Many in the industry believed that Esma just did not have enough time to deliver on Emir, worrying about the possible unintended consequences it may cause. Even Steven Maijoor, the chairman of Esma, acknowledged as much in July, stating that 33 weeks was not enough to complete the work, even though Esma eventually delivered the standards on time to the European Commission.

“The ambitious timescales achieved in 2012 when producing the Emir technical standards may have set a precedent and we could see the pace quickening, especially as Esma actively grows their resource pool to match their increasingly powerful remit,” said Anne Plested, who heads up the regulation change program for Fidessa in Europe, in a recent blog.

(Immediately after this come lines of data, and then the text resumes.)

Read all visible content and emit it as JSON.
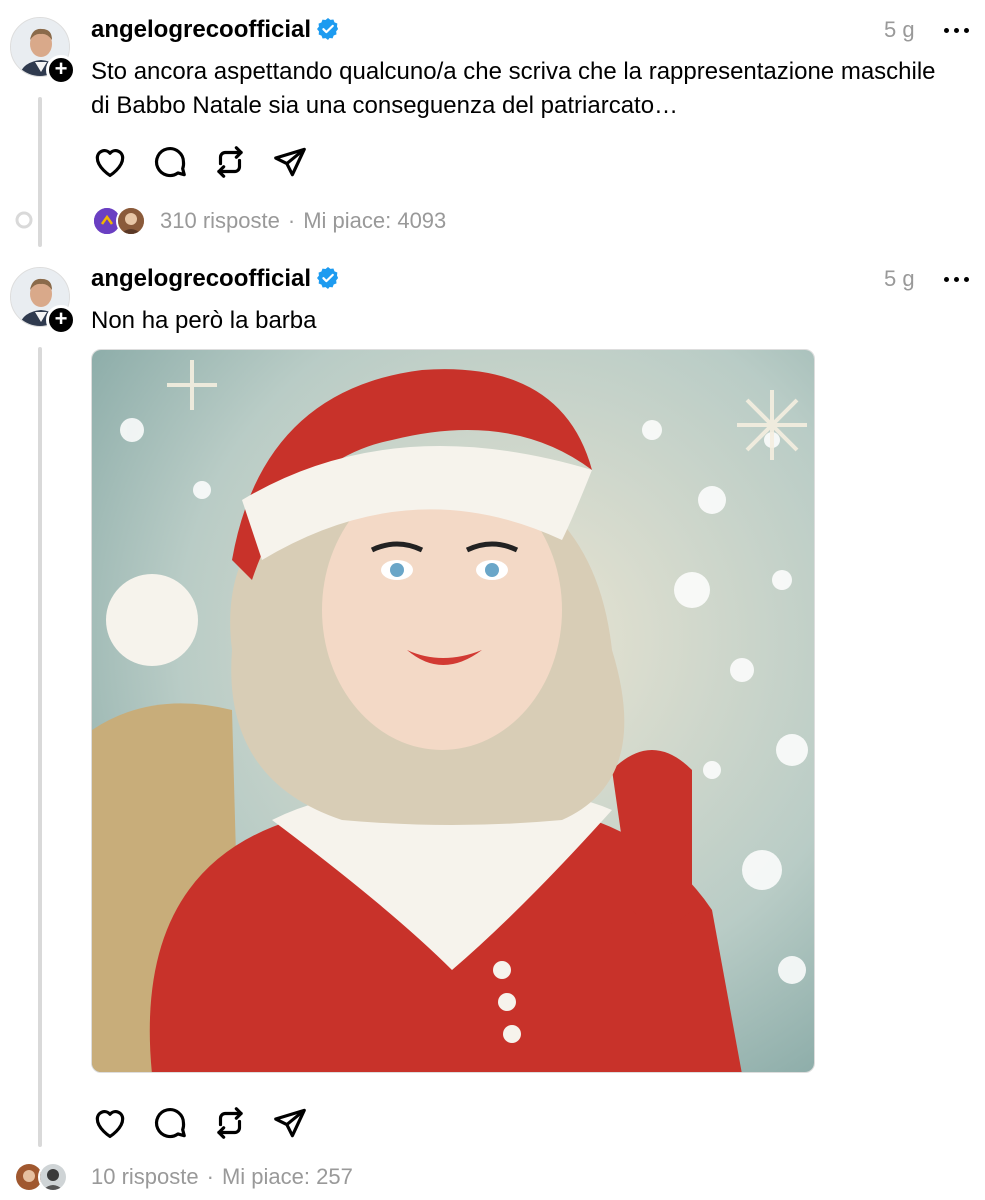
{
  "posts": [
    {
      "username": "angelogrecoofficial",
      "time": "5 g",
      "text": "Sto ancora aspettando qualcuno/a che scriva che la rappresentazione maschile di Babbo Natale sia una conseguenza del patriarcato…",
      "replies": "310 risposte",
      "likes": "Mi piace: 4093"
    },
    {
      "username": "angelogrecoofficial",
      "time": "5 g",
      "text": "Non ha però la barba",
      "replies": "10 risposte",
      "likes": "Mi piace: 257"
    }
  ],
  "meta_separator": "·",
  "icons": {
    "like": "heart-icon",
    "reply": "comment-icon",
    "repost": "repost-icon",
    "share": "send-icon",
    "verified": "verified-badge-icon",
    "more": "more-icon",
    "follow": "plus-icon"
  },
  "colors": {
    "verified": "#1d9bf0",
    "meta_text": "#999999",
    "thread_line": "#d9d9d9"
  }
}
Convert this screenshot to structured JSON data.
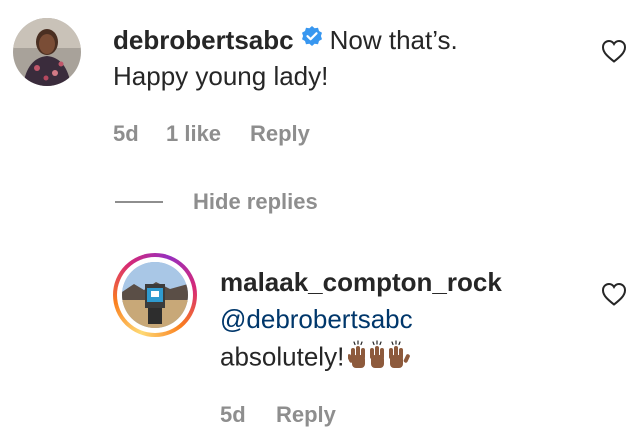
{
  "comment": {
    "username": "debrobertsabc",
    "verified_icon": "verified-badge-icon",
    "text_line1": "Now that’s.",
    "text_line2": "Happy young lady!",
    "time": "5d",
    "likes": "1 like",
    "reply_label": "Reply",
    "like_icon": "heart-outline-icon"
  },
  "replies_toggle": {
    "label": "Hide replies"
  },
  "reply": {
    "username": "malaak_compton_rock",
    "mention": "@debrobertsabc",
    "text": "absolutely!",
    "emoji_icon": "raising-hands-medium-dark-skin-tone",
    "time": "5d",
    "reply_label": "Reply",
    "like_icon": "heart-outline-icon"
  },
  "colors": {
    "text": "#262626",
    "muted": "#8e8e8e",
    "mention": "#00376b",
    "verified": "#3897f0"
  }
}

Among many other things, Esma’s 2013 program is looking to tackle the review of MiFID, which is possibly the most important piece of securities legislation to hit the EU since its first coming in 2007.

“In 2013 this task of building a single rulebook for Europe will see the continuing revision of MiFID, which will be replaced by a revised directive and a new regulation, MiFID II and MiFIR, and the revision of the Market Abuse Directive,” said Verena Ross, executive director of Esma, at a December conference in London

“These texts both form part of the European Union’s key reforms in response to the financial crisis. Other planned legislation includes CRA [Credit Rating Agencies] III; the revision of the Transparency Directive; regulations on Venture Capital and Social Entrepreneurship Funds and the Central Securities Depositories Directive. In support of implementing this legislation, and creating a single rulebook, Esma will develop draft technical standards, guidelines and advice.”

Esma is also beginning to realize the stature it is developing among other global regulators, and the future role it is likely to play in shaping financial markets.

“Esma now has a much wider remit and stronger powers,” said Maijoor of Esma at a December speech in Paris.

He added: “From a more international perspective, the Esma regulation foresees a more active role for Esma in international relations by developing contacts and entering into administrative arrangements with supervisory authorities, international organizations and the administrations of third countries.”

Despite this, some market participants believe Esma to be drowning under a sea of acronyms with its ever increasing workload.

“Whether Esma is fully equipped and has the staff and time to design the new regulatory framework is hotly debated,” a source told Markets Media.